Es una de esas series que está tan, pero tan bien escritas que nunca temieron escribir “mal” de la FOX, porque en pocas palabras; no existe la mala publicidad. Pero, ¿qué tiene que ver todo esto con el Covid-19?  Ah bueno, es que ahora que convivo tiempo de sobra con ellos (en realidad casi siempre, siempre estoy al pendiente de sus necesidades emocionales) pues, ven lo que veo, escuchan lo que yo escucho, el otro día mi hermano  fue a la casa y se dirigió a Horus y le dijo “tengo tu nariz” a lo que el pequeño contestó “y yo tu billetera” era casi como si hubiera practicado esa frase para ese momento en especial… He creado un monstruo.



últimamente  he visto mucho los simpsons, no importa si estoy lavando trastes, lavando ropa, o lo que sea, menos trabajando, es imposible concentrarse, pero  tengo la costumbre de verlos cuando estoy ansioso, es como para acallar un poco al Alfie malo, y funciona, a veces los veo antes de ir a dormir, escribo en el buscador de Facebook (y no me malentiendan, lo uso para compartir memes, porque todo el mundo sabe que Facebook es la red donde tu mami comparte cadenas de oración) y escribo “Simpsons en vivo” y pongo un “en vivo” que me agrade, de preferencia los viejitos, no sé si sea el que los diálogos son predecibles en tu cabeza, pero te dan cierta seguridad” todo el mundo sabe que los “nuevos” son bazofia, es la peor bazofia que he visto, todo es bazofia, malditos simpsons, arruinaron a los simpsons… 
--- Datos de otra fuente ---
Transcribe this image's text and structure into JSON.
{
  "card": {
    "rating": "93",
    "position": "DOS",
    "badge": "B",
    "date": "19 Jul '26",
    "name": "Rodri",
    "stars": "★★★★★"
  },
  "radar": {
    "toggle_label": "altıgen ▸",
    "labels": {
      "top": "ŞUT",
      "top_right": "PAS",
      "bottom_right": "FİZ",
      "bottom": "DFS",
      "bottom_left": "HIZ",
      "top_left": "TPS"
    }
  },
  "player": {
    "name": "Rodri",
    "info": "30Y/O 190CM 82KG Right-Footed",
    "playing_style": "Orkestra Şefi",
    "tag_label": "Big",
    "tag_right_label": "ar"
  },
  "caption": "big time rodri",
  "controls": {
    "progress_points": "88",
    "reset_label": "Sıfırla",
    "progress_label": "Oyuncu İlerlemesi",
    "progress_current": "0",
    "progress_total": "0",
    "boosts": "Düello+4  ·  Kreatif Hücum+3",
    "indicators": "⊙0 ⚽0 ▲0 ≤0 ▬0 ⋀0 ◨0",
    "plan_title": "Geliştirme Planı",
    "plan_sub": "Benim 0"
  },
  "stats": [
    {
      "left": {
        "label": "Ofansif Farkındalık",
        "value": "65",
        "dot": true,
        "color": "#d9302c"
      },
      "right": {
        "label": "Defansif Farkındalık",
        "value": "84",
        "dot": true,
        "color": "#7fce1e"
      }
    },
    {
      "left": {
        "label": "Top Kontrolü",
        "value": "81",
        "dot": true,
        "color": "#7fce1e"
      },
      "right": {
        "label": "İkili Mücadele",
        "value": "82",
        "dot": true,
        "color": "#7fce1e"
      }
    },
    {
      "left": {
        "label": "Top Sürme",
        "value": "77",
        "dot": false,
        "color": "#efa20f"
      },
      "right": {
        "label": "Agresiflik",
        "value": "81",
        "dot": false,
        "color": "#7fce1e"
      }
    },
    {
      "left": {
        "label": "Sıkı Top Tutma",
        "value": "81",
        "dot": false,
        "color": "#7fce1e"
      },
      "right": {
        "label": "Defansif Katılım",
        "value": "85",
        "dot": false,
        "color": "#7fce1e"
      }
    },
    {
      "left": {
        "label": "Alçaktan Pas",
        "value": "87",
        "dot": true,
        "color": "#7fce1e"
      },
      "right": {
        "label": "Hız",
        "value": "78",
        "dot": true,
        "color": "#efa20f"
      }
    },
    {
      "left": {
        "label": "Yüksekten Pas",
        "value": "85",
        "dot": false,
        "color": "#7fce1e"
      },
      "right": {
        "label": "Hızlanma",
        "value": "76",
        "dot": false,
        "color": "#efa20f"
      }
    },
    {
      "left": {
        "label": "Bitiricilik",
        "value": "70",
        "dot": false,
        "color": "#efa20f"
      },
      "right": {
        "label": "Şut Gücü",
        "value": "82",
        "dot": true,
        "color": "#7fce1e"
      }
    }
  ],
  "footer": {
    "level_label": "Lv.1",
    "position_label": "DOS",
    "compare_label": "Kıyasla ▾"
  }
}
como sea, antier en el stand up favorito de toda la familia Mexicana, “la Mañanera” se dio a conocer que se  agregó un mes más a la cuarentena, todos reanudarán actividades hasta el 1° de Junio, (en el cumple de Ambitar) la gente está un poco cansada, obvio los que sí estamos cuidándonos, los casos de violencia en el hogar han subido, los suicidios también, el precio del petróleo se desplomó  y no necesitas ser un genio en economía o ser un experto en el tema para intuir que para que el crudo de petróleo se haya vendido a precio negativo es un síntoma de una mala economía y de un pésimo momento para la industria petrolera a nivel mundial y como si fuera poco, El doctor más popular y novio de tu mamá. López gattel acaba de declarar la fase 3, pareciera ser un alivio que se esté frenando un tanto la curva de contagios, pero, veremos…



uno no puede evitar estar tenso con tanta cosa, pero mi consejo el día de hoy, por si se sienten agobiados, es… Vean los simpsons, si tiene un rato libre, después de trabajar, de hacer home office, de ver cómo Javier Alatorre la caga monumentalmente en televisión nacional, dénse ese chance de ver los thompsons, si no están clavados con su espiritualidad, o han acabado un cursillo como yo, dense grasa, en serio, aliviana mucho, como cuando eran niños, quizá les de la oportunidad de estar en contacto con su niño interior y consentirlo un rato, yo me consentiré un rato, y a mis sobrinos también. Quiéranse, apapáchense, que estamos vivos… Sólo por hoy. No olviden prepararse un buen cereal,  ver un par de episodios de los Simpsons a la semana si es que se quieren relajar… pero de los viejitos.